PROJECT ABSTRACT Loss of muscle cell adhesion is emerging as a common theme in muscular dystrophies. In skeletal muscle, the dystrophin-glycoprotein complex is located at the sarcolemma and is composed of peripheral and integral membrane proteins. As a whole, this complex links the extracellular matrix to the intracellular actin cytoskeleton and provides structural stability to the sarcolemma during muscle contraction. Duchenne muscular dystrophy, the most common form of dystrophy, is caused by mutations in the dystrophin gene that result in loss of dystrophin protein and the entire dystrophin-glycoprotein complex. My research group has pioneered several key discoveries related to the function of sarcospan, an integral component of the dystrophin-glycoprotein complex. We have shown that sarcospan plays an important role in mediating protein interactions within this complex. Sarcospan affects communication between the dystrophin-glycoprotein complex and the extracellular matrix. Importantly, we demonstrate that mild sarcospan over-expression in mdx mice, which possess a mutation in the murine dystrophin gene, rescues muscular dystrophy by stabilizing expression of a complex of compensatory proteins that is functionally analogous to the dystrophin-glycoprotein complex, including a7b1 integrin. The current 4R01 proposal builds on discoveries made during the prior funding periods by interrogating specific mechanisms by which sarcospan ameliorates disease in dystrophin- deficient mdx mice. We will test the hypothesis that sarcospan enhances a7b1 integrin outside-in and inside- out signaling. We will investigate the extracellular matrix of mdx muscle that is overexpressing sarcospan to determine how sarcospan affects the composition, organization, and mechanical properties of the extracellular matrix. Lastly, we will use our decellularization protocol to isolate the extracellular matrix and test its interaction with human iPSC-derived skeletal muscle progenitors to test principles of bidirectional communication in a newly developed in vitro model system. We expect that our results will illuminate molecular pathways that counter a broad range of muscle wasting disorders due to loss of extracellular matrix contact.

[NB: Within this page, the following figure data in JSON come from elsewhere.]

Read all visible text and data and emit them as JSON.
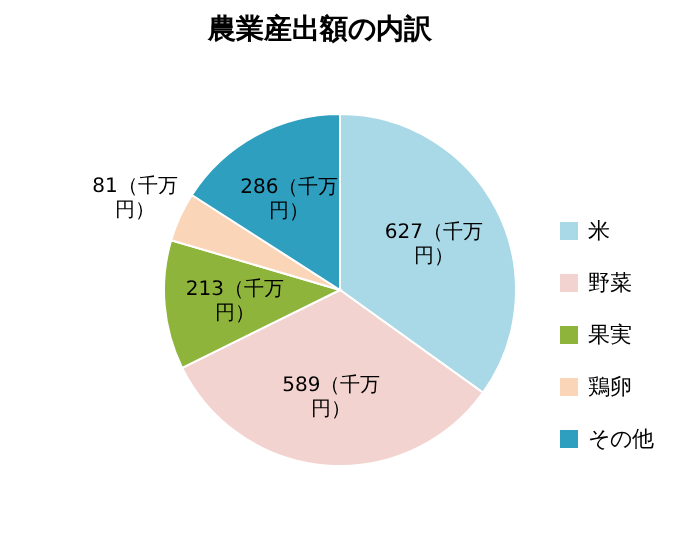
{
  "chart_data": {
    "type": "pie",
    "title": "農業産出額の内訳",
    "categories": [
      "米",
      "野菜",
      "果実",
      "鶏卵",
      "その他"
    ],
    "values": [
      627,
      589,
      213,
      81,
      286
    ],
    "colors": [
      "#a9d9e6",
      "#f2d3cf",
      "#8eb43c",
      "#fbd5b8",
      "#2f9fc0"
    ],
    "value_labels": [
      "627（千万円）",
      "589（千万円）",
      "213（千万円）",
      "81（千万円）",
      "286（千万円）"
    ],
    "legend": "right"
  }
}
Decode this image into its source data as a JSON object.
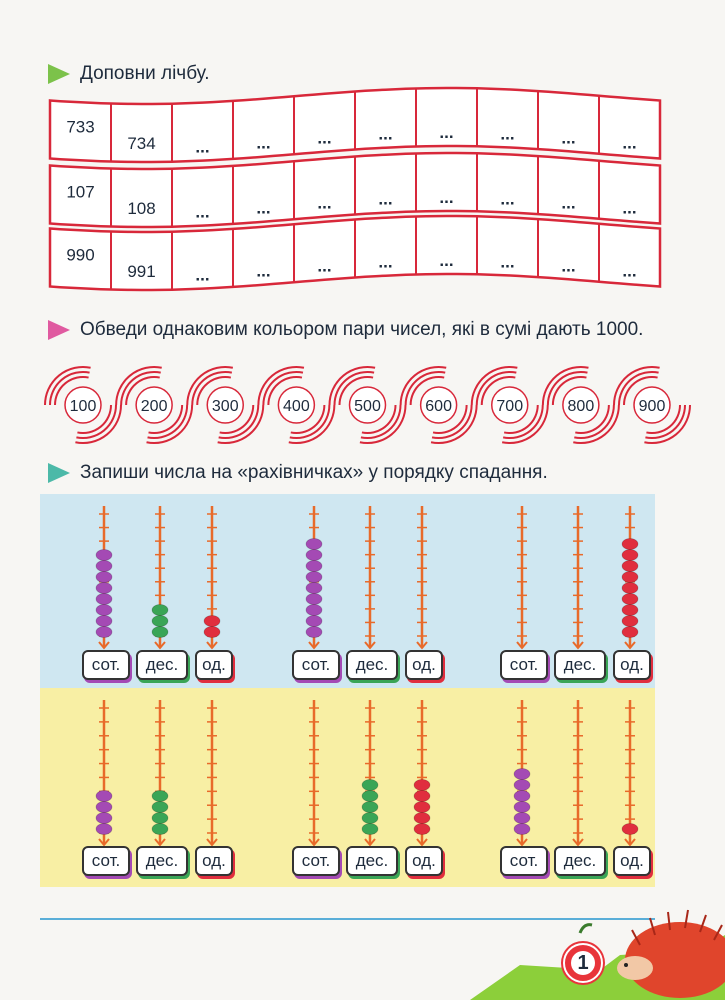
{
  "tasks": {
    "task1": "Доповни лічбу.",
    "task2": "Обведи однаковим кольором пари чисел, які в сумі дають 1000.",
    "task3": "Запиши числа на «рахівничках» у порядку спадання."
  },
  "ribbons": [
    {
      "cells": [
        "733",
        "734",
        "...",
        "...",
        "...",
        "...",
        "...",
        "...",
        "...",
        "..."
      ]
    },
    {
      "cells": [
        "107",
        "108",
        "...",
        "...",
        "...",
        "...",
        "...",
        "...",
        "...",
        "..."
      ]
    },
    {
      "cells": [
        "990",
        "991",
        "...",
        "...",
        "...",
        "...",
        "...",
        "...",
        "...",
        "..."
      ]
    }
  ],
  "spirals": [
    "100",
    "200",
    "300",
    "400",
    "500",
    "600",
    "700",
    "800",
    "900"
  ],
  "abacus_labels": {
    "hundreds": "сот.",
    "tens": "дес.",
    "ones": "од."
  },
  "abaci": [
    {
      "hundreds": 8,
      "tens": 3,
      "ones": 2
    },
    {
      "hundreds": 9,
      "tens": 0,
      "ones": 0
    },
    {
      "hundreds": 0,
      "tens": 0,
      "ones": 9
    },
    {
      "hundreds": 4,
      "tens": 4,
      "ones": 0
    },
    {
      "hundreds": 0,
      "tens": 5,
      "ones": 5
    },
    {
      "hundreds": 6,
      "tens": 0,
      "ones": 1
    }
  ],
  "page_number": "1",
  "colors": {
    "ribbon": "#d8283a",
    "hundreds_bead": "#a44ab4",
    "tens_bead": "#3aa556",
    "ones_bead": "#e02e3e",
    "rod": "#e86a2a",
    "panel_blue": "#cfe7f1",
    "panel_yellow": "#f8efa4",
    "divider": "#5aaed8"
  },
  "icons": [
    "green-triangle-icon",
    "pink-triangle-icon",
    "teal-triangle-icon",
    "apple-icon",
    "hedgehog-icon"
  ]
}
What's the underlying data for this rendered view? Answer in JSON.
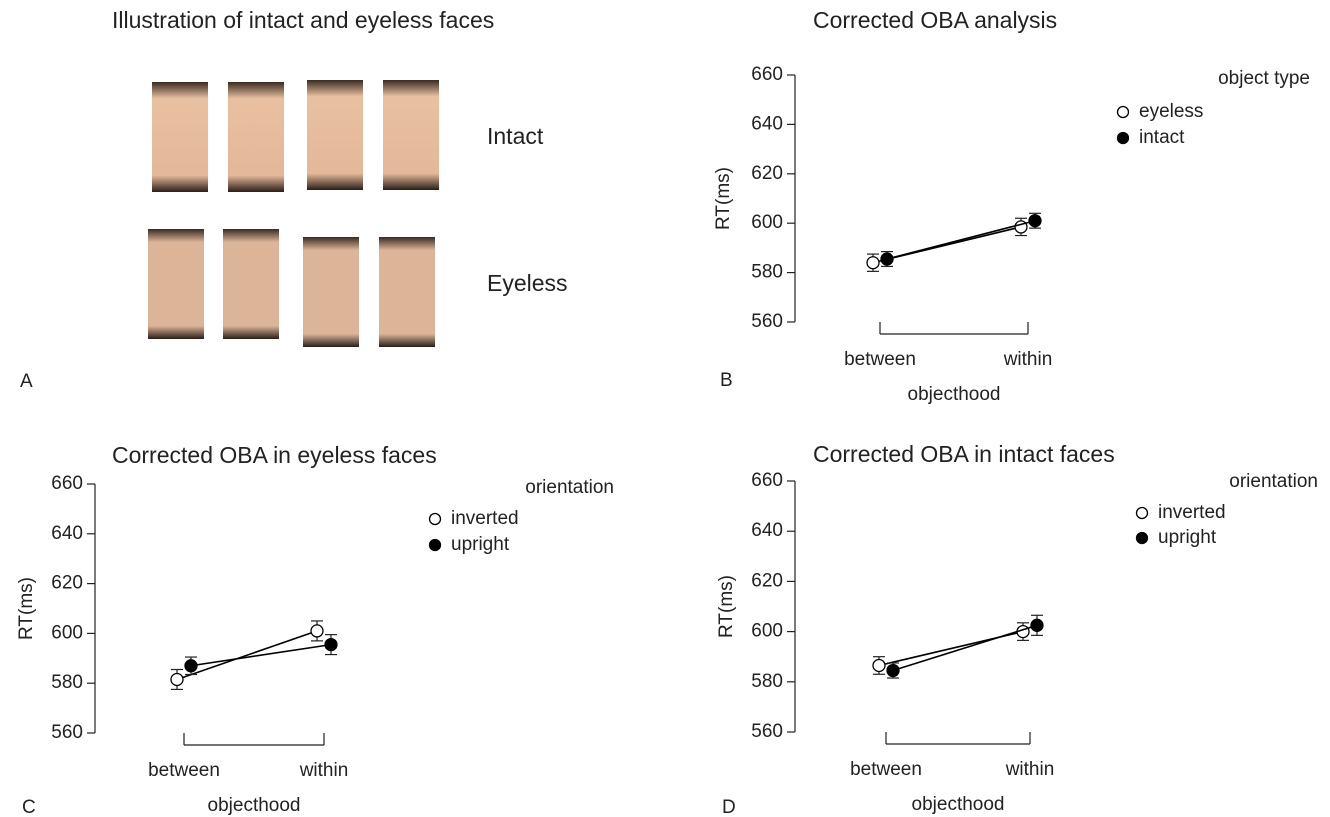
{
  "illustration": {
    "title": "Illustration of intact and eyeless faces",
    "rows": [
      "Intact",
      "Eyeless"
    ]
  },
  "panel_labels": [
    "A",
    "B",
    "C",
    "D"
  ],
  "chart_data": [
    {
      "type": "line",
      "title": "Corrected OBA analysis",
      "xlabel": "objecthood",
      "ylabel": "RT(ms)",
      "categories": [
        "between",
        "within"
      ],
      "legend_title": "object type",
      "ylim": [
        560,
        660
      ],
      "yticks": [
        560,
        580,
        600,
        620,
        640,
        660
      ],
      "series": [
        {
          "name": "eyeless",
          "color": "#000000",
          "marker_fill": "#ffffff",
          "values": [
            584,
            598.5
          ],
          "errors": [
            3.5,
            3.5
          ]
        },
        {
          "name": "intact",
          "color": "#000000",
          "marker_fill": "#000000",
          "values": [
            585.5,
            601
          ],
          "errors": [
            3,
            3
          ]
        }
      ]
    },
    {
      "type": "line",
      "title": "Corrected OBA in eyeless faces",
      "xlabel": "objecthood",
      "ylabel": "RT(ms)",
      "categories": [
        "between",
        "within"
      ],
      "legend_title": "orientation",
      "ylim": [
        560,
        660
      ],
      "yticks": [
        560,
        580,
        600,
        620,
        640,
        660
      ],
      "series": [
        {
          "name": "inverted",
          "color": "#000000",
          "marker_fill": "#ffffff",
          "values": [
            581.5,
            601
          ],
          "errors": [
            4,
            4
          ]
        },
        {
          "name": "upright",
          "color": "#000000",
          "marker_fill": "#000000",
          "values": [
            587,
            595.5
          ],
          "errors": [
            3.5,
            4
          ]
        }
      ]
    },
    {
      "type": "line",
      "title": "Corrected OBA in intact faces",
      "xlabel": "objecthood",
      "ylabel": "RT(ms)",
      "categories": [
        "between",
        "within"
      ],
      "legend_title": "orientation",
      "ylim": [
        560,
        660
      ],
      "yticks": [
        560,
        580,
        600,
        620,
        640,
        660
      ],
      "series": [
        {
          "name": "inverted",
          "color": "#000000",
          "marker_fill": "#ffffff",
          "values": [
            586.5,
            600
          ],
          "errors": [
            3.5,
            3.5
          ]
        },
        {
          "name": "upright",
          "color": "#000000",
          "marker_fill": "#000000",
          "values": [
            584.5,
            602.5
          ],
          "errors": [
            3,
            4
          ]
        }
      ]
    }
  ]
}
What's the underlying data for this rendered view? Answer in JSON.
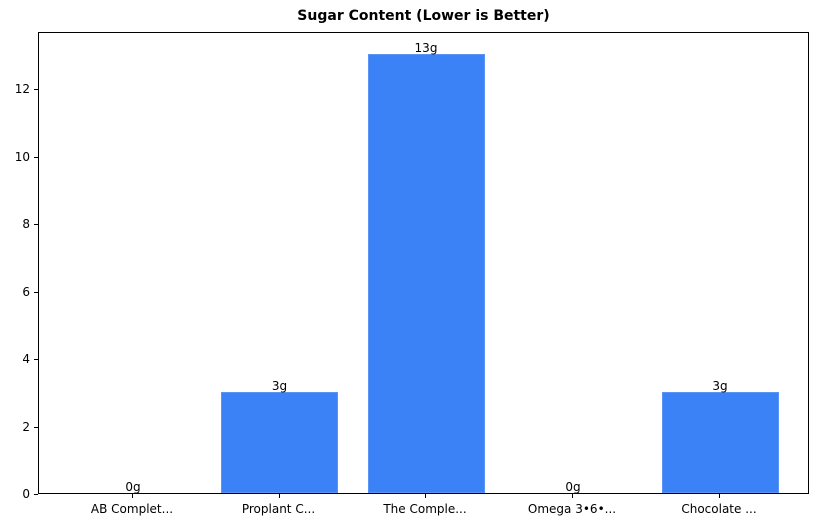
{
  "chart_data": {
    "type": "bar",
    "title": "Sugar Content (Lower is Better)",
    "xlabel": "",
    "ylabel": "",
    "categories": [
      "AB Complet...",
      "Proplant C...",
      "The Comple...",
      "Omega 3•6•...",
      "Chocolate ..."
    ],
    "values": [
      0,
      3,
      13,
      0,
      3
    ],
    "value_labels": [
      "0g",
      "3g",
      "13g",
      "0g",
      "3g"
    ],
    "ylim": [
      0,
      13.65
    ],
    "yticks": [
      0,
      2,
      4,
      6,
      8,
      10,
      12
    ],
    "grid": false,
    "legend": null,
    "bar_color": "#3b82f6"
  }
}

项目摘要 肌肉细胞粘附性丧失是肌营养不良症的一个共同主题。在骨骼肌中， 肌营养不良蛋白-糖蛋白复合体位于肌膜，由周围型和整体型组成 膜蛋白。作为一个整体，这个复合体将细胞外基质与细胞内肌动蛋白联系起来 细胞骨架，并在肌肉收缩过程中为肌膜提供结构稳定性。杜兴 肌营养不良是最常见的营养不良形式，是由营养不良蛋白基因突变引起的 导致肌营养不良蛋白和整个肌营养不良蛋白-糖蛋白复合体的丢失。我的研究小组已经 率先发现了与sarcospan功能有关的几个关键发现，sarcospan是 营养不良蛋白-糖蛋白复合体。我们已经证明，蔗糖在调节蛋白质方面起着重要作用。 在这个综合体内的相互作用。Sarcospan影响肌营养不良蛋白-糖蛋白之间的通讯 复合体和细胞外基质。重要的是，我们证明了mdx中轻度sarcospan的过度表达。 拥有小鼠营养不良蛋白基因突变的小鼠通过稳定肌肉营养不良来拯救肌肉营养不良 一种功能类似于肌营养不良蛋白糖蛋白的补偿蛋白复合体的表达 复合体，包括7b1整合素。当前的4R01提案建立在之前 通过询问SarcSpan改善Dstrophin疾病的特定机制来获得资金- Mdx缺陷小鼠。我们将检验这样的假设，即SarcSpan由外而内和由内而外增强a7b1整合素- 发出信号。我们将研究mdx肌肉的细胞外基质过度表达sarcspan到 确定蔗糖如何影响细胞外膜的组成、组织和机械性能 矩阵。最后，我们将使用我们的脱细胞方案来分离细胞外基质并测试其 与人IPSC来源的骨骼肌祖细胞相互作用以测试双向原理 一种新开发的体外模型系统中的通信。我们希望我们的结果能说明 对抗由细胞外基质丢失引起的广泛肌肉萎缩障碍的分子途径 联系。